UPDATE: The Pittsburgh press reports the victim was a McCain staffer.
Great, great essay, Brandon.
I have said many times - even in a letter to the editor - that this country was founded on the belief that we can and should speak up when we disagree with our leaders. Unlike so many others on this planet, we can disagree with the direction our country is taking without fear that we'll be taken away in the night, never to be seen again. Without fear that we'll be "re-educated" in a gulag camp or victimized in a pogrom.
It's called democracy. It's not anti-patriotic - this IS the greatest country on Earth, but it is not perfect, just as we human beings are not perfect.
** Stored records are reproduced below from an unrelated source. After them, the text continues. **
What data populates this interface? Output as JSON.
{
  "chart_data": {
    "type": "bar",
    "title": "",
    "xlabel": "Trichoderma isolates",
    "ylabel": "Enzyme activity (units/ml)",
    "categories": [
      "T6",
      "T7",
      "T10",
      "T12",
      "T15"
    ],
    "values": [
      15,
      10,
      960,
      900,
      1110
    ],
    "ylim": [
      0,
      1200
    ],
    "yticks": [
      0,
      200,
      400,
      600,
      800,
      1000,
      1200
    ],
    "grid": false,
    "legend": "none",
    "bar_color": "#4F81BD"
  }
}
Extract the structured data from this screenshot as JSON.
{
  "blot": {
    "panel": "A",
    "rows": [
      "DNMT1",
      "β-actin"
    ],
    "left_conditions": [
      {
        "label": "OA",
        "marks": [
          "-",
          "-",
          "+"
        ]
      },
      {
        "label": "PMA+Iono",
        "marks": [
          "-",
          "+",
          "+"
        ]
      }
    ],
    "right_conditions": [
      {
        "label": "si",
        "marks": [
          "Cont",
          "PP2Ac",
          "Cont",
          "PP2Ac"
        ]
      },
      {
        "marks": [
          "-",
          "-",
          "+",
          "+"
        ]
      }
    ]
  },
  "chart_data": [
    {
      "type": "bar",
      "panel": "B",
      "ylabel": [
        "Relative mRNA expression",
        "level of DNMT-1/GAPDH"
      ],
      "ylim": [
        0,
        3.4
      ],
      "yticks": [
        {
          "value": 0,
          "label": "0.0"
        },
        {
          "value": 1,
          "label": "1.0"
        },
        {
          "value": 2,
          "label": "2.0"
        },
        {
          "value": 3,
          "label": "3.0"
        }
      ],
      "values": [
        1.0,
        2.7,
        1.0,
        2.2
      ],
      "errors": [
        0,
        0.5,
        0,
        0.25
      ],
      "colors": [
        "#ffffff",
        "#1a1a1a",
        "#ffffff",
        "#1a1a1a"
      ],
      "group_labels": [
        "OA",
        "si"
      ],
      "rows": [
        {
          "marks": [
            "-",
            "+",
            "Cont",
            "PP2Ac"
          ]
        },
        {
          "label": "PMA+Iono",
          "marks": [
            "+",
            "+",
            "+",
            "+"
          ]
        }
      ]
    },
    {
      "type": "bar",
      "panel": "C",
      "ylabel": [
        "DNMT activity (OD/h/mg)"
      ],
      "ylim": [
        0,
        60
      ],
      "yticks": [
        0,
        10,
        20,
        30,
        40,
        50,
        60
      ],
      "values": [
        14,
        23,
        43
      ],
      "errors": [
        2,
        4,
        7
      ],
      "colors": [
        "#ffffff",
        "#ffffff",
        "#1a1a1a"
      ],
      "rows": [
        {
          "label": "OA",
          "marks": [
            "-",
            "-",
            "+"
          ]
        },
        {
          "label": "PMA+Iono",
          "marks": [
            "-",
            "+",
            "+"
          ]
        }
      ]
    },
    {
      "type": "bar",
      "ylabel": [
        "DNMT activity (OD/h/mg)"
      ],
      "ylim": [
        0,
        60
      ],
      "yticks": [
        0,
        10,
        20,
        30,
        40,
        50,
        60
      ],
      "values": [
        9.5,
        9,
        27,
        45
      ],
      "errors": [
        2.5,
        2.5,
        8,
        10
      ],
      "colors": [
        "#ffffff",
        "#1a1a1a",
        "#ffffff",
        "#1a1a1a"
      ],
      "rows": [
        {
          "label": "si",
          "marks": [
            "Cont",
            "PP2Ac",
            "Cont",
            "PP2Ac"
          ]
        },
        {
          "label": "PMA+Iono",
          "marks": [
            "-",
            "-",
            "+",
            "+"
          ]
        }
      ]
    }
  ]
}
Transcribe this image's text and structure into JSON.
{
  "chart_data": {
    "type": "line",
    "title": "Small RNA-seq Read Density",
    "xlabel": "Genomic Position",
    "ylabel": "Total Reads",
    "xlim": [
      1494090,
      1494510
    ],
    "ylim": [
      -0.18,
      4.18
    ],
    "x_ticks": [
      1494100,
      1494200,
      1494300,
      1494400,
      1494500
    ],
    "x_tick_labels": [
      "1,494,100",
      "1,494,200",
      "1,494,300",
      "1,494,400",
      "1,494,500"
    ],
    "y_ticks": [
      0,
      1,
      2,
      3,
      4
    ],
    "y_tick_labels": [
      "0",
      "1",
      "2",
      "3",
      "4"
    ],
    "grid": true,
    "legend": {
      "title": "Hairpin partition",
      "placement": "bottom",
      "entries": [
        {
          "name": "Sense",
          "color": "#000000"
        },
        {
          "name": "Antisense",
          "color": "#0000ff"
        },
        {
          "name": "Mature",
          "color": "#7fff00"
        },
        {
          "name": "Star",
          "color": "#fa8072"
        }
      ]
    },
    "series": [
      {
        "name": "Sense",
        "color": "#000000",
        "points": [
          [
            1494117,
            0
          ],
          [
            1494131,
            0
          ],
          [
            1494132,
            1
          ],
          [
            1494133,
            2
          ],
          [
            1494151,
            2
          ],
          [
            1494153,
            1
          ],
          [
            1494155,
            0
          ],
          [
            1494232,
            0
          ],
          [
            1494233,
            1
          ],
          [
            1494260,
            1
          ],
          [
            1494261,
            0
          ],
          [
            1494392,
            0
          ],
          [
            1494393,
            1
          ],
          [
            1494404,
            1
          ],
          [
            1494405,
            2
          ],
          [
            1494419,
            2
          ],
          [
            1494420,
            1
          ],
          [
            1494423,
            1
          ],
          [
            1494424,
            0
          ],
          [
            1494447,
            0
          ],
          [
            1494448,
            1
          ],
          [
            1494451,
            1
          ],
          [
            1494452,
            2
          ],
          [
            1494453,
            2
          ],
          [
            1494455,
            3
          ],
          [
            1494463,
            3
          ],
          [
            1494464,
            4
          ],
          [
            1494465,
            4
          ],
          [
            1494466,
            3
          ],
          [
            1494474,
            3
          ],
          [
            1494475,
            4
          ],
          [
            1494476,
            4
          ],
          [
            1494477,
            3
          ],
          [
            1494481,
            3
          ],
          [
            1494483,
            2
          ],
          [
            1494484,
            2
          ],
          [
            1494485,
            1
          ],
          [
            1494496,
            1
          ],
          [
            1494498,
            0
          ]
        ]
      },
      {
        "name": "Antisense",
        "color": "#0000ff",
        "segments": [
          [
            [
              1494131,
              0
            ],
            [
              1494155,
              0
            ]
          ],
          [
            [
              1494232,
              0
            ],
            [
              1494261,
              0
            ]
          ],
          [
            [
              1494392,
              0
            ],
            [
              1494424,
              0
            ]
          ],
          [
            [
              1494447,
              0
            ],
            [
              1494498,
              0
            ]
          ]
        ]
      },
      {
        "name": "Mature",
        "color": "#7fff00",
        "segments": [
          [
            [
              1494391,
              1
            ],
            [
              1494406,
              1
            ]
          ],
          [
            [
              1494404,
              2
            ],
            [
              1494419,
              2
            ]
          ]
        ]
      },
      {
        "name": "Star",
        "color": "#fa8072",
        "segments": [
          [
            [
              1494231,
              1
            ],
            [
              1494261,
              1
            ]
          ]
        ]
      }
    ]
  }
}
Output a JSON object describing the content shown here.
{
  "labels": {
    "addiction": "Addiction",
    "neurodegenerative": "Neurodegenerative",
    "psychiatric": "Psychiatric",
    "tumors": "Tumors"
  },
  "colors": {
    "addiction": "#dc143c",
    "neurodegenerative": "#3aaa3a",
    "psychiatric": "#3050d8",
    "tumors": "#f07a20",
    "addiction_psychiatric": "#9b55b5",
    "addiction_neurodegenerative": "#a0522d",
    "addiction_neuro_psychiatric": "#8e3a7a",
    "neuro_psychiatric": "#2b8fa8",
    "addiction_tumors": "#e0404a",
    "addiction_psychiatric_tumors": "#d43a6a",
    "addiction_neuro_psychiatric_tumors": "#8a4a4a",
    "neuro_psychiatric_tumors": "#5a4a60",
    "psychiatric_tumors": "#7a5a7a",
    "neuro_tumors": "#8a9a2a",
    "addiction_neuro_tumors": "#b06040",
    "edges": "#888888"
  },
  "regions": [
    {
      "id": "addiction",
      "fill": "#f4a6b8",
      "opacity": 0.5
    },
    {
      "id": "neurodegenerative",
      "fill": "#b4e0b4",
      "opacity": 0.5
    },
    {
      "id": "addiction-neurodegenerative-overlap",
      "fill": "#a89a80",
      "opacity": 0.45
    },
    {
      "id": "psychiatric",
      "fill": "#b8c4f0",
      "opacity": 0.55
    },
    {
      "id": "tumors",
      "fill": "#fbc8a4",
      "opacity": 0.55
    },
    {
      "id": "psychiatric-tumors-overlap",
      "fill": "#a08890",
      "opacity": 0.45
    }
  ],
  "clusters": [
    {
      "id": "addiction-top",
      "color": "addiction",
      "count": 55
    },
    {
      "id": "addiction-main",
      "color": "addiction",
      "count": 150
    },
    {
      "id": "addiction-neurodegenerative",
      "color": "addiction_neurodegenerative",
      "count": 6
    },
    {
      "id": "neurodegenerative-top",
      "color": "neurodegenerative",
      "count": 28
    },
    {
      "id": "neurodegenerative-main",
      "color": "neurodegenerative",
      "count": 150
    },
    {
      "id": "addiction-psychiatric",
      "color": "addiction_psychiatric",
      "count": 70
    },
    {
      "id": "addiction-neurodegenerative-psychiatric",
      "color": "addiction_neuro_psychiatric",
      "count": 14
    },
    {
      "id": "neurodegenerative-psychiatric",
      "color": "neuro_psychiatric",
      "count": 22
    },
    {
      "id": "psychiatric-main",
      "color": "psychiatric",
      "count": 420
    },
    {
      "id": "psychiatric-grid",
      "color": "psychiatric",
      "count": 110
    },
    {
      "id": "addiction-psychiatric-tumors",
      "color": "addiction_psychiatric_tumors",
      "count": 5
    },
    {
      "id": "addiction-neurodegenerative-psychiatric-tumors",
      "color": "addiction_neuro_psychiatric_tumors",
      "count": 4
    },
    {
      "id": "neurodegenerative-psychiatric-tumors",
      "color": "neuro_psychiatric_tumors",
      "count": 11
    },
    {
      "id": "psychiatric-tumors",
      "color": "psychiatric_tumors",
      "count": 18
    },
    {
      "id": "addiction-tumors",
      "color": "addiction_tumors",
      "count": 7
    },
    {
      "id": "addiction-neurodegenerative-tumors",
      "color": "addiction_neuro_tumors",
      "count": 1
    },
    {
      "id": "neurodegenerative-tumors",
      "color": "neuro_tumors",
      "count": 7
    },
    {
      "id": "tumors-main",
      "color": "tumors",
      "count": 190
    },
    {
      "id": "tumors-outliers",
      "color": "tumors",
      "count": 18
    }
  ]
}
We just have different ideas about what perfection is.
P.S. I don't know what to say about that attack, other than that it is terrible.
A Pittsburgh police commander says a volunteer for the McCain campaign who reported being robbed and attacked near a bank ATM in Bloomfield has confessed to making up the story. Police say charges will be filed.
Someone (a Democrat) recently asked me (a reluctant Republican) to define "liberal." I was shocked and ashamed at what came out of my mouth: Pro-Choice, Anti-gun, socialist leaning... all the kind of crap that Replublicans tend to throw around so freely. She simply said to her, Liberal means progressive. I responded that that is what I think it should mean, but it certainly isn't what I think of when I hear the word.
Is there a progressive party on the ballot?
How does everyone else define the word(s).